Conclusion of Outage between 06:19 and 06:41 on 14/05/2020
Firstly, apologies for the outage this morning and I hope the short downtime did not affect you too much.
At 6:19 one of our physical ESX hosts failed which meant that all the virtual machines on that host were automatically restarted on another host. Our monitoring system alerted the on call engineer to the fault and an investigation was started. While we would normally expect a host failure to only cause a minute or two of downtime for the affected machines, in this particular case it lasted beyond that.
Several of the rebooted machines failed to reconnect to the network correctly and although successfully working at the OS level, they were not able to pass any network traffic. This fault was quickly identified and fixed with normal network traffic established to all client sites and services by 06:41.

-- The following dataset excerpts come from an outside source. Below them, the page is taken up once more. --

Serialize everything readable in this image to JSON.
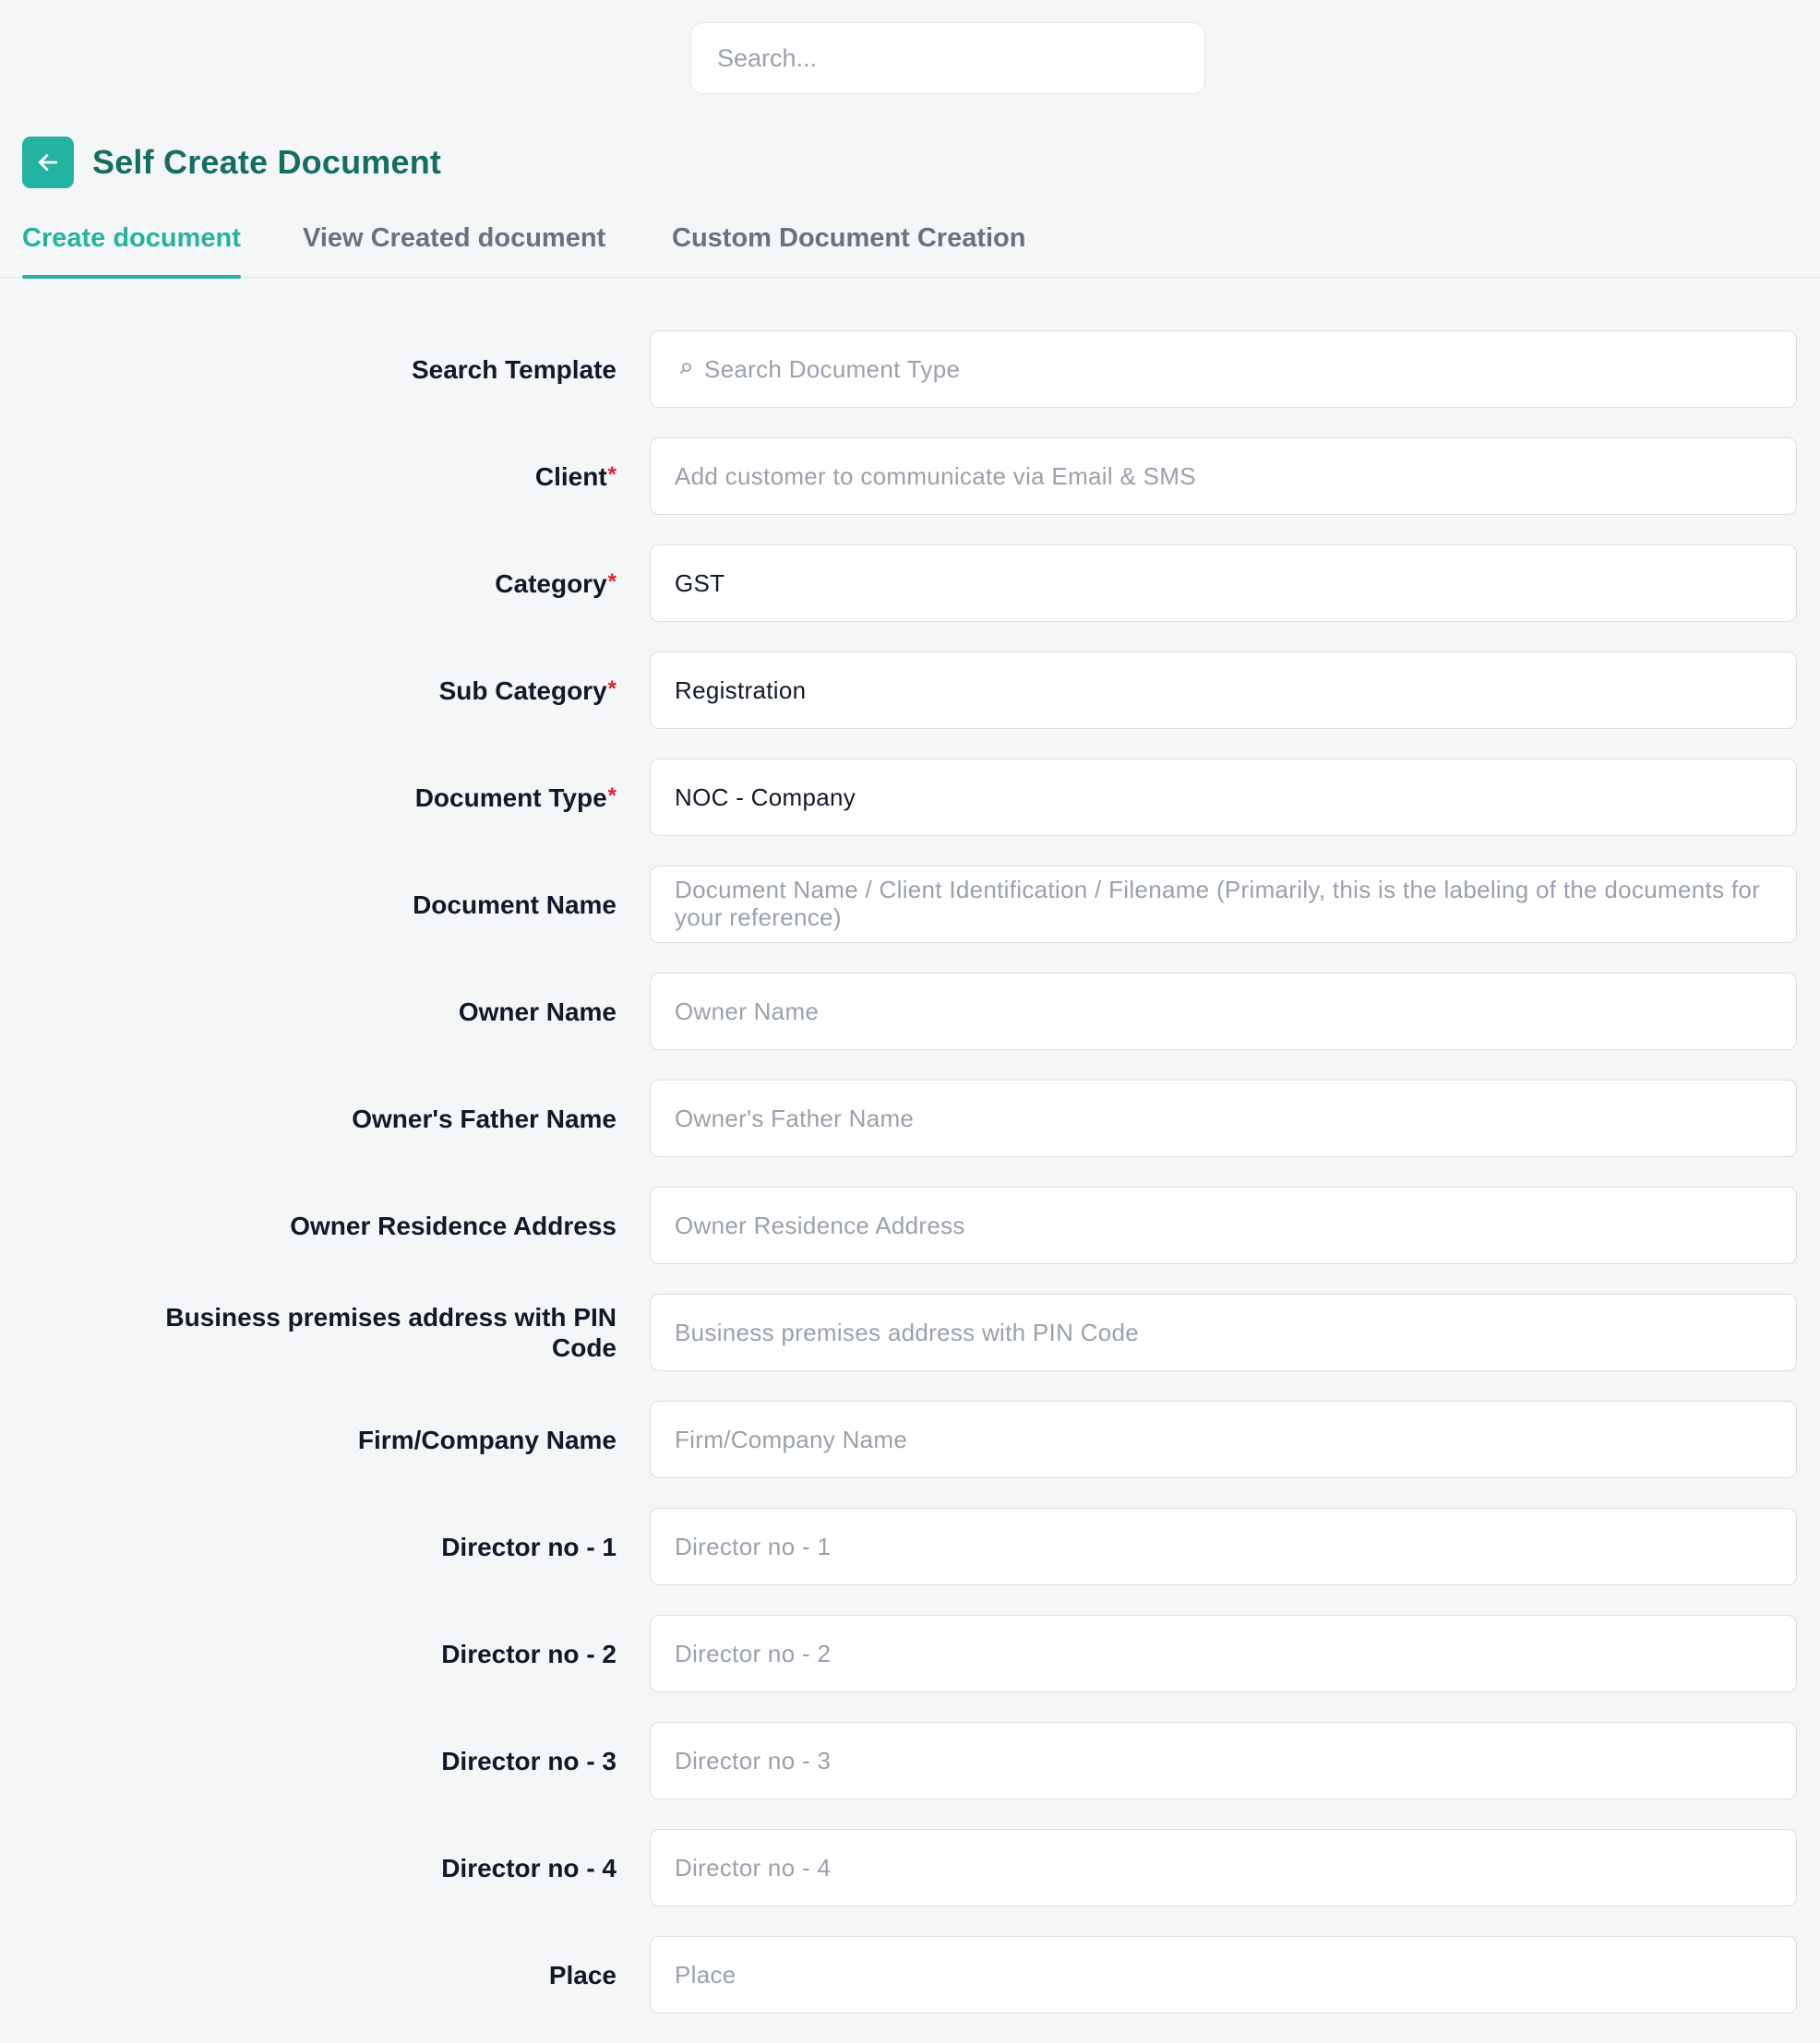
{
  "top_search": {
    "placeholder": "Search..."
  },
  "header": {
    "title": "Self Create Document"
  },
  "tabs": [
    {
      "label": "Create document",
      "active": true
    },
    {
      "label": "View Created document",
      "active": false
    },
    {
      "label": "Custom Document Creation",
      "active": false
    }
  ],
  "colors": {
    "accent": "#24b3a0",
    "title": "#156e62",
    "required": "#e02424"
  },
  "form": {
    "required_mark": "*",
    "search_template": {
      "label": "Search Template",
      "placeholder": "Search Document Type"
    },
    "client": {
      "label": "Client",
      "placeholder": "Add customer to communicate via Email & SMS"
    },
    "category": {
      "label": "Category",
      "value": "GST"
    },
    "sub_category": {
      "label": "Sub Category",
      "value": "Registration"
    },
    "document_type": {
      "label": "Document Type",
      "value": "NOC - Company"
    },
    "document_name": {
      "label": "Document Name",
      "placeholder": "Document Name / Client Identification / Filename (Primarily, this is the labeling of the documents for your reference)"
    },
    "owner_name": {
      "label": "Owner Name",
      "placeholder": "Owner Name"
    },
    "owner_father_name": {
      "label": "Owner's Father Name",
      "placeholder": "Owner's Father Name"
    },
    "owner_residence_address": {
      "label": "Owner Residence Address",
      "placeholder": "Owner Residence Address"
    },
    "business_address": {
      "label": "Business premises address with PIN Code",
      "placeholder": "Business premises address with PIN Code"
    },
    "firm_name": {
      "label": "Firm/Company Name",
      "placeholder": "Firm/Company Name"
    },
    "director_1": {
      "label": "Director no - 1",
      "placeholder": "Director no - 1"
    },
    "director_2": {
      "label": "Director no - 2",
      "placeholder": "Director no - 2"
    },
    "director_3": {
      "label": "Director no - 3",
      "placeholder": "Director no - 3"
    },
    "director_4": {
      "label": "Director no - 4",
      "placeholder": "Director no - 4"
    },
    "place": {
      "label": "Place",
      "placeholder": "Place"
    }
  }
}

The affected machines had multiple network cards which had been marked as detached during the host failure. The host failure itself was due to the VmWare ESX operating system crashing. Post crash investigation has revealed that it was due to a bug in part of the ESX software that we are not using but can apparently still cause this issue.
https://kb.vmware.com/s/article/71361Over the next week we will be applying emergency patches to our ESX hosts to patch this part of the software that, ironically, we don't actually use. No downtime will be required for customers in order to patch the hosts as virtual machines will be live migrated from one to another as happens several times a day due to load variations.
Apologies once again for the outage. We will now be marking this incident as resolved.
regards,
Paul Orrock
Technical Director
Digital Craftsmen Ltd.